During his recent presentation before the Planning Board, Transportation Director Jay Monty said a change in transportation behavior remains a primary objective of the city’s Transportation Demand Management (TDM) Ordinance.
He said 71 percent of Everett residents still currently use cars. “We want to bring that number down,” Monty said during the board’s April 4 meeting, adding that a figure in the 50 percent range would be ideal. In contrast, 67 percent of Revere residents use cars followed by 60 percent in Chelsea, 46 percent in Boston and 46 percent in Somerville.
“We want to change the way things are done,” said Monty. “TDM is really about changing behaviors.”

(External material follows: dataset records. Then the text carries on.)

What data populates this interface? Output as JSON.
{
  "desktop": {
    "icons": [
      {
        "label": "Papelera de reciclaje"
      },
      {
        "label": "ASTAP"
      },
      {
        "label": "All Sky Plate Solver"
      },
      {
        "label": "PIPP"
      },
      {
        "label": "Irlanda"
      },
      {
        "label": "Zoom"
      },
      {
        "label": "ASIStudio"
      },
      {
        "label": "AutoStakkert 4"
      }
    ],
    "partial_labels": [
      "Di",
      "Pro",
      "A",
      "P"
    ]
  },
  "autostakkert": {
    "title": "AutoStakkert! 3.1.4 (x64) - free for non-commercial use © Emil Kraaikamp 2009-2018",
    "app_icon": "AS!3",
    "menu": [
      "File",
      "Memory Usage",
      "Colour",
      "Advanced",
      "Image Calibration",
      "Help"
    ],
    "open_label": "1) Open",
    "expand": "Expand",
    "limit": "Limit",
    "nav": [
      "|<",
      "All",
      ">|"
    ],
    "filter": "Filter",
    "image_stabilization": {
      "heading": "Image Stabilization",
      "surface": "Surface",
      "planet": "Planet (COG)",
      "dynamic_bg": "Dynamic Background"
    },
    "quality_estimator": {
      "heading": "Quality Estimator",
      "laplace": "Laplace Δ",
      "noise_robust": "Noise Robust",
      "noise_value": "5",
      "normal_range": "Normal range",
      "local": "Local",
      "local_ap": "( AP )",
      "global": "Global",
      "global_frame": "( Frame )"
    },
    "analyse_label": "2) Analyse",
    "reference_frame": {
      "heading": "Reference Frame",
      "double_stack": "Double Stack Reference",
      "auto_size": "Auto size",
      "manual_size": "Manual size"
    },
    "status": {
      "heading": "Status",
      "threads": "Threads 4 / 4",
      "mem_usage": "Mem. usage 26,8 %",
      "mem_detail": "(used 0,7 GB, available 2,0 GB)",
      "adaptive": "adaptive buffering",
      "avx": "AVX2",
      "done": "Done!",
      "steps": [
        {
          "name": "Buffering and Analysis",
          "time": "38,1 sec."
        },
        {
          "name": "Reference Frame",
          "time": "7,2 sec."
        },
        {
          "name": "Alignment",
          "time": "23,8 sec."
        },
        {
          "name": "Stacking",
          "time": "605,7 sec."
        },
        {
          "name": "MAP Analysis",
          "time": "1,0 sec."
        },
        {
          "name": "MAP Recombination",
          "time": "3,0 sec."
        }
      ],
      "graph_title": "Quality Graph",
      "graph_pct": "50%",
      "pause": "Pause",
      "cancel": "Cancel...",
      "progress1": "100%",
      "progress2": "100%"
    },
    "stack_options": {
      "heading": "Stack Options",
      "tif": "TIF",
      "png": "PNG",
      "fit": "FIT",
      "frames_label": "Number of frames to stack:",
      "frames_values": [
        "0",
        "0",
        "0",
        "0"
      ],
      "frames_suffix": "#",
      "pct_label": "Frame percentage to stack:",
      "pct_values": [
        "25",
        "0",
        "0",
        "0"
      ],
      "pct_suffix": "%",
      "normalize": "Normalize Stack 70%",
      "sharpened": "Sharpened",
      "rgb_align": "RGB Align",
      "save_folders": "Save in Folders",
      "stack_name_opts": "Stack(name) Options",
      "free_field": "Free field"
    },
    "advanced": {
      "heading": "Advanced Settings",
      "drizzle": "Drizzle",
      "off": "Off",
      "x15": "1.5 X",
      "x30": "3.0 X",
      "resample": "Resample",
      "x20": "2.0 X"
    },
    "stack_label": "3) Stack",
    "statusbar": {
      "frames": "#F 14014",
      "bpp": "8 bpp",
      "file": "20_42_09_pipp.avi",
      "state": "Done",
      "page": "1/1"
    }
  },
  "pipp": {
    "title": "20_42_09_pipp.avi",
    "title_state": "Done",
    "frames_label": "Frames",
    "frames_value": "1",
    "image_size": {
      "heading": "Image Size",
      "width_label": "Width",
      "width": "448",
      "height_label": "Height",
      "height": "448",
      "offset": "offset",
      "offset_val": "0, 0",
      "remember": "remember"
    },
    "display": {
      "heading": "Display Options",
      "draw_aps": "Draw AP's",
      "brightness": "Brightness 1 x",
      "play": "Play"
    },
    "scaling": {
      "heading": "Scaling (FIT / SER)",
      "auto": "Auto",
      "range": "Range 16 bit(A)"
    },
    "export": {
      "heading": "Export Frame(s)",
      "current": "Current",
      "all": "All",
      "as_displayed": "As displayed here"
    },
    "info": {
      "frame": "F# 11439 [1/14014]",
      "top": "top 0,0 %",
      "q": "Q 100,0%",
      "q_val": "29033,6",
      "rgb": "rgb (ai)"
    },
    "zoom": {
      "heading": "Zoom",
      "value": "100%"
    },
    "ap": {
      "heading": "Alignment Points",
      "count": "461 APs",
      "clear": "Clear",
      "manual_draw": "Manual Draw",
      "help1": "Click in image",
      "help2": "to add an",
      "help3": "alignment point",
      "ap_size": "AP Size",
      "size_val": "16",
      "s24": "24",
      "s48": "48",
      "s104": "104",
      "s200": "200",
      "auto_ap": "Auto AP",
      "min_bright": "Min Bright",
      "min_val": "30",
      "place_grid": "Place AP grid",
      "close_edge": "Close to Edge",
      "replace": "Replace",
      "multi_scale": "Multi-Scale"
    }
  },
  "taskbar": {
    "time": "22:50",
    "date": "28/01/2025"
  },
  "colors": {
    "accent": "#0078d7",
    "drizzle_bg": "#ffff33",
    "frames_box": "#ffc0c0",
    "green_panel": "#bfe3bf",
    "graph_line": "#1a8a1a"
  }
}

Monty also spoke about the impact and credit scores that are used when a new development is proposed. “It forces developers to provide what they need,” he said.
He said a development’s impact score measures how disruptive the project could be to the surrounding neighborhood. According to the TDM, traffic flow and parking are the two primary factors that effect impact scores. “Above 20 points, you’ve got to negotiate some infrastructure,” said Monty.
He also said the impact score is not meant to be a punitive measure. “We want developers to be partners in this,” said Monty. “I don’t want to be beating them over the head with a stick to do this.”
In addition, he said credit points are awarded for things such as providing parking management programs, on-site amenities and rideshare and transit programs.
Monty also said the city has received numerous monetary contributions from developers. “It’s significant – it’s in the millions,” he said.
In addition to Everett, he said, Boston and Somerville both passed TDM Ordinances last year and that Somerville adopted a TDM in 2017. However, Monty said the premier TDM Ordinance belongs to Cambridge. “It’s been in place since the mid-90s,” he said. “They have a whole department devoted to this.” As result, 33 percent of Cambridge residents use cars.
Planning Board Member Leo Pizzano said traffic volume has always been a problem in Everett. “Moving traffic is one of the things I’ve always complained about in this city,” he said. “Traffic Demand Management is so much more than parking. If we can’t move in this city, there’s reasons why.”
Pizzano also said Boston transportation officials have allowed traffic congestion to spiral out of control, particularly on Causeway Street by the TD Garden. “You can’t move over there,” he said.